W końcu pan Baggins stracił cierpliwość.
— Przeklęty gadzie, przeklęty Smaugu! — pisnął głośno. — Przestań się bawić w ciuciubabkę! Zaświeć no, a potem możesz mnie zjeść, jeżeli uda ci się mnie złapać.
Słabe echo obiegło niewidoczne w mroku kąty pieczary, ale nikt hobbitowi nie odpowiedział.
Bilbo wstał, nie miał jednak pojęcia, w którą stronę się zwrócić.
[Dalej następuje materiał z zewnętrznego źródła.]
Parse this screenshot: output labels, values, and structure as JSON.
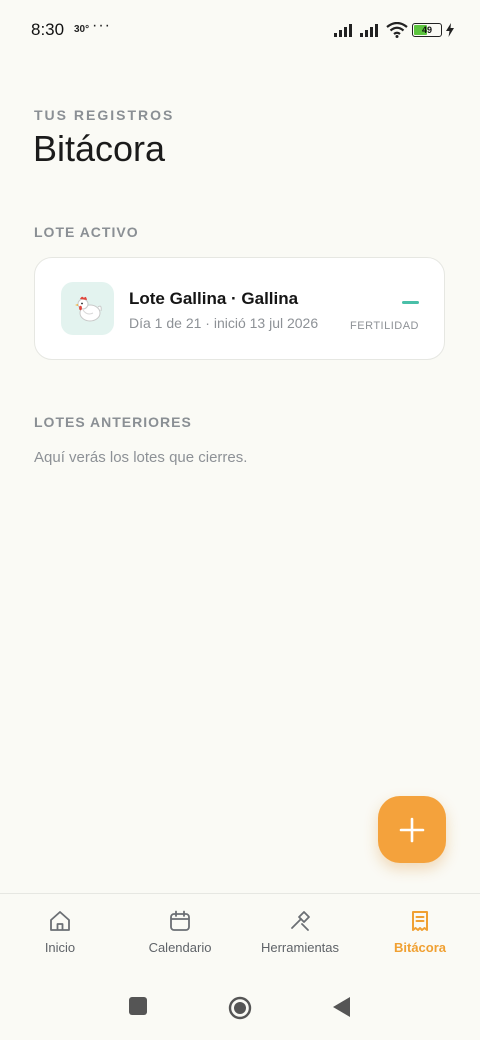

— Do licha, co też ten Smaug knuje — powiedział. — Najwidoczniej nie przyjmuje dziś po południu (czy w nocy, bo nie wiem, która godzina). Jeżeli Oin i Glo–in nie zgubili hubki i krzesiwa, moglibyśmy sobie tu poświecić i rozejrzeć się, póki szczęście sprzyja.
Krasnoludy, rzecz prosta, bardzo się przelękły, kiedy Bilbo spadł z łoskotem z progu tunelu na dno jamy, i przycupnęły tam, gdzie ich zostawił, w pobliżu wyjścia.
— Pss! pss! — syknęły usłyszawszy głos hobbita. Trochę mu to dopomogło zorientować się, gdzie są towarzysze, ale przez dość długi czas nie mógł się od nich doprosić czegoś więcej. Wreszcie, kiedy już zaczął tupać i wniebogłosy wrzeszczeć o światło, Thorin dał się przekonać i wysłał Oina z Gloinem po zostawione w górnym końcu tunelu pakunki.
Chwilę później migotliwe światełko zapowiedziało powrót wysłanników. Oin niósł w ręku małą pochodnię z sosnowej trzaski, a Gloin dźwigał pod pachą cały pęk łuczywa. Bilbo spiesznie podbiegł do wylotu i chwycił pochodnię; nie mógł jednak nakłonić krasnoludów, żeby zapalili więcej świateł i weszli za nim do pieczary. Thorin przezornie wytłumaczył, że pan Baggins jest nadal z urzędu wyznaczonym rzeczoznawcą — włamywaczem i wywiadowcą. Jeśli chce ryzykować i palić światło, to jego sprawa. Oni wszakże wolą poczekać w tunelu na powrót pana Bagginsa. Siedli więc wszyscy trzynastu w pobliżu wyjścia i przyglądali się jego poczynaniom.
Widzieli drobną, ciemną sylwetkę hobbita sunącą naprzód z małą pochodnią wzniesioną w górę. Póki był blisko, dostrzegali od czasu do czasu błysk i słyszeli dźwięk metalu, gdy potykał się o jakiś złoty przedmiot. Światełko w jego ręku malało, w miarę jak się oddalał w głąb rozległej pieczary, potem zaczęło migać coraz wyżej w powietrzu. Bilbo wspinał się na ogromny kopiec skarbów. Wkrótce osiągnął szczyt, ale szedł dalej. Zauważyli, że w pewnym momencie zatrzymał się i schylił, ale nie wiedzieli dlaczego.